As we walked along a deep ravine, York saw buffalo in the distance. He looked over at your good uncle.
Captain Clark smiled. He knew how much York loved to hunt. "Go ahead," he said. "It would be good to have the hump and tongue of a fat buffalo."
We walked on only a little way farther before the wind came. It howled around the stones like a great wolf, and it almost knocked us down upon the ground. With it came the drumbeat of hail. The hail had not reached us yet, but we could see it coming across the green earth of the plain. The hail was striking with such force that it tore up the earth as it came. Your father, Charbonneau, did as he usually does when threatened by danger. He stared at the hailstorm as it thudded closer.
Your good uncle saw what danger we were in. The wind was so strong that it might throw us from the cliff and into the river. The balls of hail were as large as my fists, big enough to injure or even kill a person. We had to find shelter.
"There!" Captain Clark shouted over the howling of the wind, pointing at a shelving rock near the bottom of the ravine.
He cradled his rifle in his arm as he pushed me ahead of him with his elbow. I held your cradleboard tight and reached out my other hand to grasp your father's sleeve, pulling him with us as we scrambled down the slope.
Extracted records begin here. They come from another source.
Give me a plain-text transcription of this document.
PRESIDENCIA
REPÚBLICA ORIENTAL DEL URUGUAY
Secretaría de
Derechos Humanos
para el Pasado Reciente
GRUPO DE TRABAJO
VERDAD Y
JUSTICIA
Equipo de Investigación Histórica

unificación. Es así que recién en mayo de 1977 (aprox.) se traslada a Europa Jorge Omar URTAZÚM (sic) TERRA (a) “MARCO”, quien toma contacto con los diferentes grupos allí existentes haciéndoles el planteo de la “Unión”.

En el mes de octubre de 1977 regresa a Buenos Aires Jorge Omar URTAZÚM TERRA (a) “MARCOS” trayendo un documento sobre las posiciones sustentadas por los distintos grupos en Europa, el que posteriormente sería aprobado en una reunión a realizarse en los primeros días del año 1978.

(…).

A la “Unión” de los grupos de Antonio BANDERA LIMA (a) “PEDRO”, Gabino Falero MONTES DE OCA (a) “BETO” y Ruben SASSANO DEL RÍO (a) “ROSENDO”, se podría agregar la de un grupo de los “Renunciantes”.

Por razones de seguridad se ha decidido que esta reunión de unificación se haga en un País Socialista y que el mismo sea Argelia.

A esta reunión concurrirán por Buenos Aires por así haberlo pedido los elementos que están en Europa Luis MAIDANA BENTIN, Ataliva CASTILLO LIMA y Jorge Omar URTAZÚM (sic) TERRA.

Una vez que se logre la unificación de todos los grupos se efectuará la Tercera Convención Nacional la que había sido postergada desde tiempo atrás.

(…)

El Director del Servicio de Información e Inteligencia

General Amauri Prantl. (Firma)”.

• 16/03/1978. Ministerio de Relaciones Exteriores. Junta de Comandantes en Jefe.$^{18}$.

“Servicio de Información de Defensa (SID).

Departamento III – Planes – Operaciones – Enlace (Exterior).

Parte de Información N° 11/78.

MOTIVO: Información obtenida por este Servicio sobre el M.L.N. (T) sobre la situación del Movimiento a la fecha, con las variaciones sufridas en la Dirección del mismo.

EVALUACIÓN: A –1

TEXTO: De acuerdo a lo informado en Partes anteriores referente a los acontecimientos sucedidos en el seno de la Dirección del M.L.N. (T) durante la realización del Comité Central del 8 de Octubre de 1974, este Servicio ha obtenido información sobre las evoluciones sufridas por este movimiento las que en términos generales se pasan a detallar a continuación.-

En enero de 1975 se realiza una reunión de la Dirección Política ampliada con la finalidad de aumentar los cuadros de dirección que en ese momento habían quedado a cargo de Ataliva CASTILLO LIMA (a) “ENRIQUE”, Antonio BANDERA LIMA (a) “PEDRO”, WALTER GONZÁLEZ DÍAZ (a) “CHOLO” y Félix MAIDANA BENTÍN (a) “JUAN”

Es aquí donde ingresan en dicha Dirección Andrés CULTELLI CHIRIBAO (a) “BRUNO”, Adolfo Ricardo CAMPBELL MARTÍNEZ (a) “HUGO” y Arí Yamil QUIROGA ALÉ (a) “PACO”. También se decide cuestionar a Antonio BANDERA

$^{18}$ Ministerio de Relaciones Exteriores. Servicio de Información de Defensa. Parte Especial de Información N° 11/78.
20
There, on the upper side of the ravine, the ledge of stone sheltered us well from the wind. The hail rattled over us, great balls of ice exploding onto the stones of the ravine. But we stayed safe and dry beneath the shelf of stone. I loosened you from your cradleboard and held you close to me. Captain Clark and your father placed their guns, their powder horns, and their oth
er things down by their sides as they sat. To keep himself busy, your father started to clean his gun with the wiping rod he had borrowed earlier that day from Captain Lewis.
The rain was still falling, but the rattling of the hail had ended. Your good uncle and your father were enjoying being safe from the power of the storm. But I was worried. Something was not right. A deeper sound, like the growling of a great, distant bear, was making itself heard.
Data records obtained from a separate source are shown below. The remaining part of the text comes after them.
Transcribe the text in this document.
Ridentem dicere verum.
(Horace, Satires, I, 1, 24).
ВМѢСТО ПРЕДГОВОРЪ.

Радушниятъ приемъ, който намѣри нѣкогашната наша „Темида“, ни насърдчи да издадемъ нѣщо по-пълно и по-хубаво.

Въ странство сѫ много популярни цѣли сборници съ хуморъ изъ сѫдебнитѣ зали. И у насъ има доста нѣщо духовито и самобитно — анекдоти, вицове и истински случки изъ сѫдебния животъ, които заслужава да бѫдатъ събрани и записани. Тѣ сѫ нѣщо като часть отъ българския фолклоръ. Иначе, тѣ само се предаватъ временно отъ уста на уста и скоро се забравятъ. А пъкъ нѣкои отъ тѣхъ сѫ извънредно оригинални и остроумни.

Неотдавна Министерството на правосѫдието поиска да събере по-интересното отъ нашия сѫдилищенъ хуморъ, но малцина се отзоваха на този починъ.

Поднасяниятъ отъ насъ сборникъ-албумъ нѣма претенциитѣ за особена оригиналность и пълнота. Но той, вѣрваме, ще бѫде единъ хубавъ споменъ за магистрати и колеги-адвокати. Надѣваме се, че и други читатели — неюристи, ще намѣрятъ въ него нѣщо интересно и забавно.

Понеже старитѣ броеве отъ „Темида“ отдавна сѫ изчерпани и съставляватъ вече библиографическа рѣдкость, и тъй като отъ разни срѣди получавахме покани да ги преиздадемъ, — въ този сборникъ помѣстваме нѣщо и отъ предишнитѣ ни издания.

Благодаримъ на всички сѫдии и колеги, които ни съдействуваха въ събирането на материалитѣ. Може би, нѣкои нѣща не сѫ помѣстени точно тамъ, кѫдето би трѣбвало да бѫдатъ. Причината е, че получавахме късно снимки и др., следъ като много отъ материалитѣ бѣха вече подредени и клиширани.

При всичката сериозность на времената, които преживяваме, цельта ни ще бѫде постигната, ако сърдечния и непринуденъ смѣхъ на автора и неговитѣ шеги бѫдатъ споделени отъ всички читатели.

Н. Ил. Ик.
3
"Listen!" I shouted as I reached out to shake your good uncle's shoulder. He peered out from our shelter to look up the ravine. We both saw it coming toward us. It was a flash flood.
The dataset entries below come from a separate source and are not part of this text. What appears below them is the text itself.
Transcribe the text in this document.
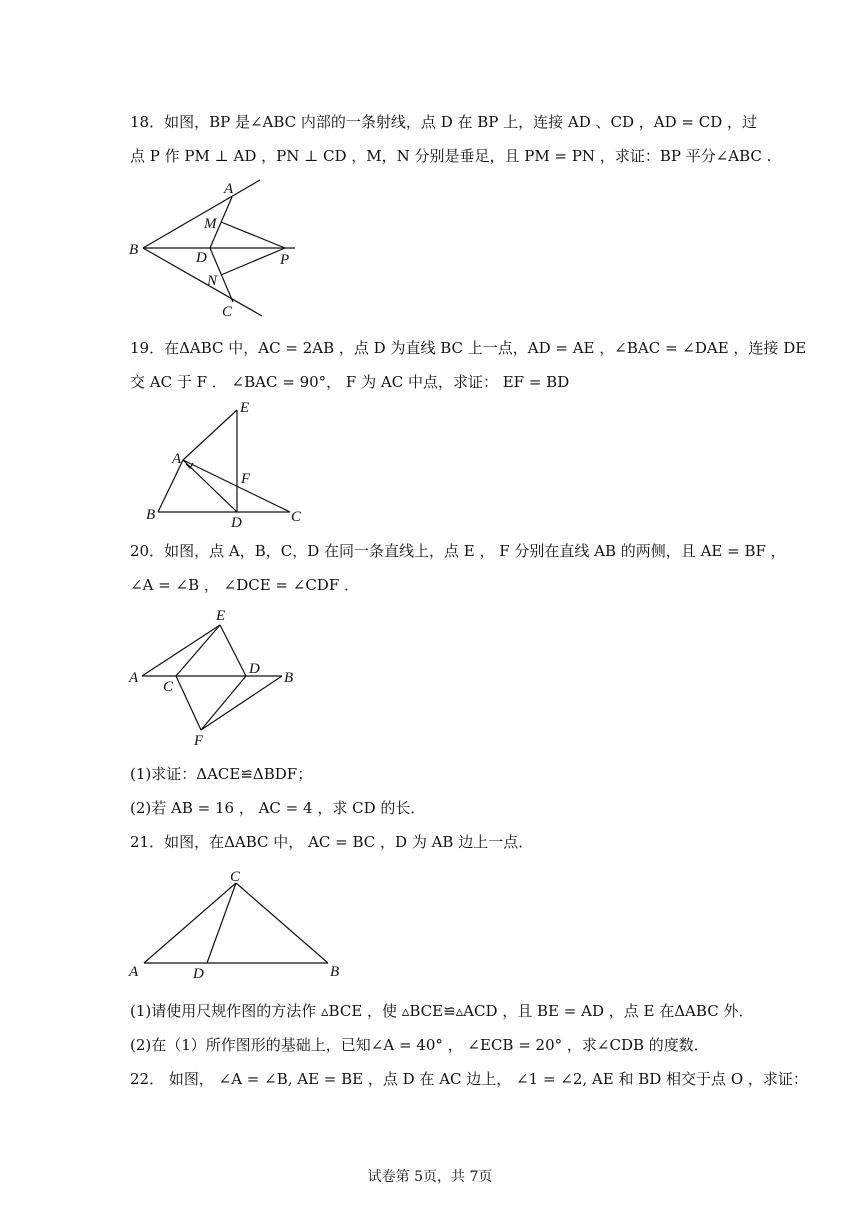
18．如图，BP 是∠ABC 内部的一条射线，点 D 在 BP 上，连接 AD 、CD ，AD = CD ，过
点 P 作 PM ⊥ AD ，PN ⊥ CD ，M，N 分别是垂足，且 PM = PN ，求证：BP 平分∠ABC .
A
M
B	D	P
N
C
19．在ΔABC 中，AC = 2AB ，点 D 为直线 BC 上一点，AD = AE ，∠BAC = ∠DAE ，连接 DE
交 AC 于 F ． ∠BAC = 90°， F 为 AC 中点，求证： EF = BD
E
A
F
B	D	C
20．如图，点 A，B，C，D 在同一条直线上，点 E ， F 分别在直线 AB 的两侧，且 AE = BF ，
∠A = ∠B ， ∠DCE = ∠CDF ．
E
A
C
D
B
F
(1)求证：ΔACE≌ΔBDF；
(2)若 AB = 16 ， AC = 4 ，求 CD 的长．
21．如图，在ΔABC 中， AC = BC ，D 为 AB 边上一点．
C
A	D	B
(1)请使用尺规作图的方法作 ▵BCE ，使 ▵BCE≌▵ACD ，且 BE = AD ，点 E 在ΔABC 外．
(2)在（1）所作图形的基础上，已知∠A = 40° ， ∠ECB = 20° ，求∠CDB 的度数．
22． 如图， ∠A = ∠B, AE = BE ，点 D 在 AC 边上， ∠1 = ∠2, AE 和 BD 相交于点 O ，求证：
试卷第 5页，共 7页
Great boulders were being pushed in front of it as if they were birds' eggs. If the flood struck us it would carry us downstream to sweep us over the Great Falls. There we would surely be killed, if we were not first drowned.
Your good uncle did not hesitate. As always, he knew just what to do. He pushed your father out of our shelter ahead of him. He grabbed his rifle and shot pouch with his left hand and thrust me up the loose stones of the slope with his other hand. I had no time to put you back into your cradleboard. I just held you tight as Captain Clark tried to save our lives from the flood. The rushing waters had already risen up to his waist, pulling at him as a mountain lion pulls at the haunches of a deer struggling to escape.